The Dead Pit (1989) poster

The Dead Pit (1989)

Rating:


USA. 1989.

Crew

Director – Brett Leonard, Screenplay – Gimel Everett & Brett Leonard, Producer – Gimel Everett, Photography – Marty Collins, Music – Dan Wyman, Director of Special Effects – Ed Martinez. Production Company – Cornerstone Production Company.

Cast

Cheryl Lawson (Jane Doe), Jeremy Slate (Dr Gerald Swan), Steffen Gregory Foster (Dr Christian Meyers), Danny Gochnauer (Dr Colin Ramzi), Joan Bechtel (Nurse Kygar), Mara Everett (Nurse Robbins), Geha Getz (Sister Clair), Michael Jacobs (Bud Higgins), Randall Fontana (Orderly Jimmy)


Plot

At the State Institution for the Mentally Ill, Dr Gerald Swan discovers his colleague Christian Meyers is conducting abominable experiments with the dead in a disused wing of the hospital. Shocked at what is happening, he shoots Meyers and then has the wing boarded up. Twenty years later, a woman known only as Jane Doe is placed in the hospital suffering from amnesia. She then has visions of Dr Meyers around the grounds. At the same time, staff and patients are being killed. As Jane struggles to remember who she is, the resurrected dead start to pour out of the boarded-over wing.


The Dead Pit was the first film from Brett Leonard. It received minor notice at the time. A few years later, Leonard made The Lawnmower Man (1992), which became a hit because of its then-cutting edge computer animation and popularised Virtual Reality themes on screen, even though the rest of the film was intellectually dead. Leonard made several other films reliant on CGI effects with Hideaway (1995) and Virtuosity (1995), both of which were flops. Leonard then went away to make I-MAX shorts for several years, before returning with Man-Thing (2005), the only Marvel Comics adaptation of the 00s that has failed to get a cinematic release, and his best film to date, Feed (2005) about feeder fetishism, followed by Highlander: The Source (2007), a film so terrible it killed his career for several more years. Although Leonard has announced other projects since then, the only other work he has done has been in documentaries.

The Dead Pit came towards the end of the great era of 1980s horror. This was a period that had revolutionised and popularised the makeup effects driven film and made superstars out of makeup effects artists (see Makeup Effects Vehicles). What it feels like is a film that has been assembled by throwing various 80s horror tropes at a wall and hoping some of them will stick – there’s the partially abandoned asylum; the amnesiac heroine. There are a horde of zombies that could have been imported from Dawn of the Dead (1978) or any of it copies of the period – although if anything the involvement of a mad scientist animating them makes this into more of a copy of Re-Animator (1985).

The resurrected Dr Meyers (Steffen Gregory Foster) in The Dead Pit (1989)
Dr Meyers (Steffen Gregory Foster) resurrected from the dead

Brett Leonard certainly delivers lots of gory effects, which were par for the period the film was made. These include scenes of a nurse getting a needle inserted through her eye; a victim having their brain torn open by zombies; and some quite gory zombie meltdown effects. The one scene that was cut in some areas is where needles are poked into doctor Jeremy Slate’s brain while he is still alive.

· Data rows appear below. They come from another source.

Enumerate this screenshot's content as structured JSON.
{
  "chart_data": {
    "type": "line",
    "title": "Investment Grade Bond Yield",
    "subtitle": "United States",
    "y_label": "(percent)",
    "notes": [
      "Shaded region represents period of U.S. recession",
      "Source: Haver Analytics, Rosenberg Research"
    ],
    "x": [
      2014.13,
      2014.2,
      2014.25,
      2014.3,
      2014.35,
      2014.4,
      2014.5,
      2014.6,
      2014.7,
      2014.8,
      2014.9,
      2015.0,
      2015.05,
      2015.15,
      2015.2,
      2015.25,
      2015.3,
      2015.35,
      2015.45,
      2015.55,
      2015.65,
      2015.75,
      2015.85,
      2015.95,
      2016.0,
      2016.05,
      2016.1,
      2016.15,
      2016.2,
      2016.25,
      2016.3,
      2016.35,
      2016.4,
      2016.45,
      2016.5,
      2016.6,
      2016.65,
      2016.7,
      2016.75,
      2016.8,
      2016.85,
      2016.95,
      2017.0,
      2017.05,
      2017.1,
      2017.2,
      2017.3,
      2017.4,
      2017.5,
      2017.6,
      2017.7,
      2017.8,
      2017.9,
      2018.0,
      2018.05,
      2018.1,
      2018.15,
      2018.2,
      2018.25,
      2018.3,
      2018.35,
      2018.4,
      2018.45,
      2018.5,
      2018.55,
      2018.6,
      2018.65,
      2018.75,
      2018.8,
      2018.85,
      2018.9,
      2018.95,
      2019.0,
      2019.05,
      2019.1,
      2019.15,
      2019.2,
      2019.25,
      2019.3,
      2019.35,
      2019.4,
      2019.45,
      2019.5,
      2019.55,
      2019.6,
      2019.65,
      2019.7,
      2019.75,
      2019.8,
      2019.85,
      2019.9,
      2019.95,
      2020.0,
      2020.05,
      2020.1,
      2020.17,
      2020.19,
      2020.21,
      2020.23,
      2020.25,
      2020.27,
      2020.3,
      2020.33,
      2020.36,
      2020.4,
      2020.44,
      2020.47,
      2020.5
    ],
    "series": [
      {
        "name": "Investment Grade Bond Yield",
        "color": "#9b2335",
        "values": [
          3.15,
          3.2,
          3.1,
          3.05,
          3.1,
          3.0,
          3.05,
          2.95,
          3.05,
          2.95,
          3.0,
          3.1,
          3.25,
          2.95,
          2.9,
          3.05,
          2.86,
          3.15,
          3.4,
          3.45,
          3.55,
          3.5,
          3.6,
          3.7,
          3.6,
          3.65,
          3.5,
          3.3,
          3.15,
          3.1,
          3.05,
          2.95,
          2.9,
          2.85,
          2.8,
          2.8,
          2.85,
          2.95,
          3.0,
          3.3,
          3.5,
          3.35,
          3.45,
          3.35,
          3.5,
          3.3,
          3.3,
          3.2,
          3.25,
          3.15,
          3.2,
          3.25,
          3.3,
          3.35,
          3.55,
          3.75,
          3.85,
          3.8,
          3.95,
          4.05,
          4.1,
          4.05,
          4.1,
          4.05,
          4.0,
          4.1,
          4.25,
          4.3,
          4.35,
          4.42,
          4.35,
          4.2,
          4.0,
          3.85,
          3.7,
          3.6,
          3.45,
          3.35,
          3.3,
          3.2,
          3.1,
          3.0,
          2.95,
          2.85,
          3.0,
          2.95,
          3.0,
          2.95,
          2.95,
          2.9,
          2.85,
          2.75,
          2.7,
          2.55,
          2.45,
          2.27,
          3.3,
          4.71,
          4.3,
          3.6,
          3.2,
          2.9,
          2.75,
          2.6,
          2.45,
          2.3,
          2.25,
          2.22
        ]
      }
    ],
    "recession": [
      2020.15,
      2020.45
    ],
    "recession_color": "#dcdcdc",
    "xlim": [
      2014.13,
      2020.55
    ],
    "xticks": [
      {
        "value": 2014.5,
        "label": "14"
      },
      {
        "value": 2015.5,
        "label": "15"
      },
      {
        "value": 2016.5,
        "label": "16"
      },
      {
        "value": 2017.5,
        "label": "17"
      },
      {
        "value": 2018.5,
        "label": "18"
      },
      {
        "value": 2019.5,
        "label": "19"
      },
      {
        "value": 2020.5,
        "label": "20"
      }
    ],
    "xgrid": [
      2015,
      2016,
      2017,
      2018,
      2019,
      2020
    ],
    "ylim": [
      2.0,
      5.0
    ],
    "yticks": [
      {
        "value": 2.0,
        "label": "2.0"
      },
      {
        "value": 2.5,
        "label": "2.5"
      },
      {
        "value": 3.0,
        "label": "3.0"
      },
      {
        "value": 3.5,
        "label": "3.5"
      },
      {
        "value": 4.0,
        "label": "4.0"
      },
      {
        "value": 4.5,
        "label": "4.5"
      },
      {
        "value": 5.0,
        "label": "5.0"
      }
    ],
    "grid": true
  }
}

In terms of his delivery of the various assembled genre tropes, Brett Leonard delivers a strictly average film. There is a good deal of the lighting schemes familiar to the era, piles of gore and stumbling zombies but all of it slips into much of a muchness if you have seen any number of 1980s horror films. The plot feels made from a constructor set with not a lot of thought gone into it. It is, for instance, never explained how Cheryl Lawson became amnesiac and what exactly she has been doing since her father disappeared – has she been amnesiac the entire twenty years?